Premio fiscale di confine e concorrenza sleale
Analisi del previsto provvedimento
Con piacere l’analisi del provvedimento paventato dal Ministro delle finanze italiano, alla base la domanda di fondo è: fino a quando l’economia del Cantone Ticino sarà per lo più basata sui bassi salari?
Quando l’On. Giorgetti, Ministro delle finanze italiano, ha lanciato l’idea di istituire un “Premio fiscale di confine”, per i lavoratori dipendenti attivi entro i 20 km in linea d’aria dalla Svizzera, alcuni esperti di fiscalità hanno immediatamente messo in dubbio la conciliabilità di tale misura con le libertà fondamentali vigenti nell’Unione europea, e più specificamente con l’accordo sulla libera circolazione delle persone tra la Svizzera e la stessa UE. In fase di approvazione dell’accordo sui frontalieri in Senato, si è però appreso che questo provvedimento potrebbe avere un fondamento inaspettato, che lo renderebbe perfettamente legittimo e che troverebbe la sua origine nella constatazione che i salari elargiti in Svizzera, ben più sostanziosi delle remunerazioni corrisposte nella zona di frontiera italiana, comportano un consistente afflusso di risorse e cervelli verso la Confederazione, causando scarsità di manodopera oltre ad alcune criticità nel tessuto.
A ben vedere, infatti, la questione non dovrebbe essere inquadrata nell’ambito della libertà di circolazione dei lavoratori, dal momento che essendo l’Italia il paese “di uscita” dei frontalieri un simile incentivo fiscale non sarebbe da solo idoneo a comprimere il diritto per i residenti italiani a lavorare oltreconfine.

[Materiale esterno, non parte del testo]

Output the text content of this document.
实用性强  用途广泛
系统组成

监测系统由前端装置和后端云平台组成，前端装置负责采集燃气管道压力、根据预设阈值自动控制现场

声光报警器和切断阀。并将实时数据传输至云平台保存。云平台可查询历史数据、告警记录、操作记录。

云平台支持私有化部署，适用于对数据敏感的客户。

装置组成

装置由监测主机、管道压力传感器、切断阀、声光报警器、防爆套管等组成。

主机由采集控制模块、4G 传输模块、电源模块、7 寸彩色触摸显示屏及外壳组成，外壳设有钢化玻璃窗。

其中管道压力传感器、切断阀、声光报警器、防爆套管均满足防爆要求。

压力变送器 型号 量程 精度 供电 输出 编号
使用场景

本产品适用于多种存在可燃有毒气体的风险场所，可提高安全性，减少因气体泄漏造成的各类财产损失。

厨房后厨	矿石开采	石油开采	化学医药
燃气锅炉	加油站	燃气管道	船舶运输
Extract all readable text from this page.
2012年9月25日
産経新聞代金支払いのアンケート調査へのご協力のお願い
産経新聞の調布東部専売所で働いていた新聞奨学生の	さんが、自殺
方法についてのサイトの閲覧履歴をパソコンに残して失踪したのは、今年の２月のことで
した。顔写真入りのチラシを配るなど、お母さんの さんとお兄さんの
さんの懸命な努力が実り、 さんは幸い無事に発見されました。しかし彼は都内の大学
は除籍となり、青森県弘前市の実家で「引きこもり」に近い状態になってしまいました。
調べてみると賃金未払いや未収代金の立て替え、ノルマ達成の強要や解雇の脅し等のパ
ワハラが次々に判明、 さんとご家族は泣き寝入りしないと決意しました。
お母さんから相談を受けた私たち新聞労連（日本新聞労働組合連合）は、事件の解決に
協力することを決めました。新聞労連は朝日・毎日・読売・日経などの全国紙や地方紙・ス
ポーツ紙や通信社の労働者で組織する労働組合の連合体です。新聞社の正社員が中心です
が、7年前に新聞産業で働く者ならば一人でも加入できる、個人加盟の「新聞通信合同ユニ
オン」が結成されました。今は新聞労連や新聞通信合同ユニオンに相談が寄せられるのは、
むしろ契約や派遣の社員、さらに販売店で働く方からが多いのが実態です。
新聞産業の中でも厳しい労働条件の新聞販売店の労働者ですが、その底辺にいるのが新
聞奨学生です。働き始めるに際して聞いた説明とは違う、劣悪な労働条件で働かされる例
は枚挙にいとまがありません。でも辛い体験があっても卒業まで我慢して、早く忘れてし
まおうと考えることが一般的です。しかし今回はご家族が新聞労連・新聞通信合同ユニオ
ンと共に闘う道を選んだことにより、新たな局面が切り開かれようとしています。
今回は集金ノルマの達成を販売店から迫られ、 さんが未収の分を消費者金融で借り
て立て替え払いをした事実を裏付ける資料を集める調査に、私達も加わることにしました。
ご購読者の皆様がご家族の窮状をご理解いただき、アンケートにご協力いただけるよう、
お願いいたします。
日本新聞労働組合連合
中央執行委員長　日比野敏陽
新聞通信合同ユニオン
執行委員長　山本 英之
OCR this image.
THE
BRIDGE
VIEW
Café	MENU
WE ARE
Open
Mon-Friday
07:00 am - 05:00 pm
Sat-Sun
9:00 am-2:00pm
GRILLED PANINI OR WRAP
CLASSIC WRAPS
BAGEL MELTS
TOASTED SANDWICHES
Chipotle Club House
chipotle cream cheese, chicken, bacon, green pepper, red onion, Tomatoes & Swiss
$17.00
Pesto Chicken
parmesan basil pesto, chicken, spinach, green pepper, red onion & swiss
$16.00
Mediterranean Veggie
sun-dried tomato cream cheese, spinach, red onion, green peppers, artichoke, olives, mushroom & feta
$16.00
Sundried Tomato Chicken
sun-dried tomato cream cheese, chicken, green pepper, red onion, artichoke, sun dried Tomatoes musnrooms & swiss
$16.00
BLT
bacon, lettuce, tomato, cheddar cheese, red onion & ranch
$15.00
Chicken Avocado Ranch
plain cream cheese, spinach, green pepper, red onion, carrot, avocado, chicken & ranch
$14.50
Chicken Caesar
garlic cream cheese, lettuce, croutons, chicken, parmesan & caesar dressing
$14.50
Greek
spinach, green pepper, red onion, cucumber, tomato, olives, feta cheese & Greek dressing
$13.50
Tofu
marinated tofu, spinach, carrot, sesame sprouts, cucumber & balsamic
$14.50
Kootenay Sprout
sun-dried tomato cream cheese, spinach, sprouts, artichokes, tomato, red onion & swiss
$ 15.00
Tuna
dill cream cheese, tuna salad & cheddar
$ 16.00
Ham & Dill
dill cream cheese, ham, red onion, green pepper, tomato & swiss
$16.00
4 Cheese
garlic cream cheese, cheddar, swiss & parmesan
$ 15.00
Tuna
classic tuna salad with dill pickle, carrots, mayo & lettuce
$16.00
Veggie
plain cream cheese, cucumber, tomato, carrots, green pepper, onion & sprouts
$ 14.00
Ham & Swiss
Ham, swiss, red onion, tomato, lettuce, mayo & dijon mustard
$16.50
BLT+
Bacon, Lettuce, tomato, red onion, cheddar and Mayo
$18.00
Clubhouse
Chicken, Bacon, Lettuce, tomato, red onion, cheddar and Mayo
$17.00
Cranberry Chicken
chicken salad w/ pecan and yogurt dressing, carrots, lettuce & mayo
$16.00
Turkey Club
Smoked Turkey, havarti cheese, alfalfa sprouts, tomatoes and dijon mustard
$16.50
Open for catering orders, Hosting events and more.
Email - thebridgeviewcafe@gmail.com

Tuttalpiù, un’eventuale decontribuzione del lavoro dipendente potrebbe porre una questione per quanto riguarda la normativa europea in materia di aiuti di Stato (art. 107 del Trattato noto come “TFUE”). Agli Stati membri dell’Unione europea, tra cui l’Italia, è fatto divieto di approvare misure che incidano sugli scambi commerciali all’interno del mercato unico. Nel caso specifico delle regioni confinanti con il Ticino, però, vi sono una serie di circostanze che molto probabilmente renderebbero una tale misura compatibile con questa normativa europea.
In primis, il fatto che la Svizzera non faccia parte dell’Unione europea e del mercato unico e dunque che non sia “protetta” dal Trattato. Inoltre, è lo stesso Trattato a prevedere una serie di deroghe per gli aiuti destinati a favorire lo sviluppo economico delle regioni economicamente e socialmente “svantaggiate”, tra cui rientrano sicuramente anche le zone di confine con il Cantone.
Nella prospettiva europea ed italiana, infatti, gli alti salari svizzeri rappresentano una concorrenza insostenibile, che porta migliaia di persone formate nelle università italiane e curate dal servizio sanitario nazionale italiano (ovviamente a spese dei contribuenti italiani) a mettere a frutto le loro competenze su un mercato estero, causando la desertificazione economica e sociale di intere province italiane.
Francesco Cannas, Ricercatore presso l’Università degli Studi di Torino e Avvocato
Filippo Piffaretti, Esperto fiscale dipl.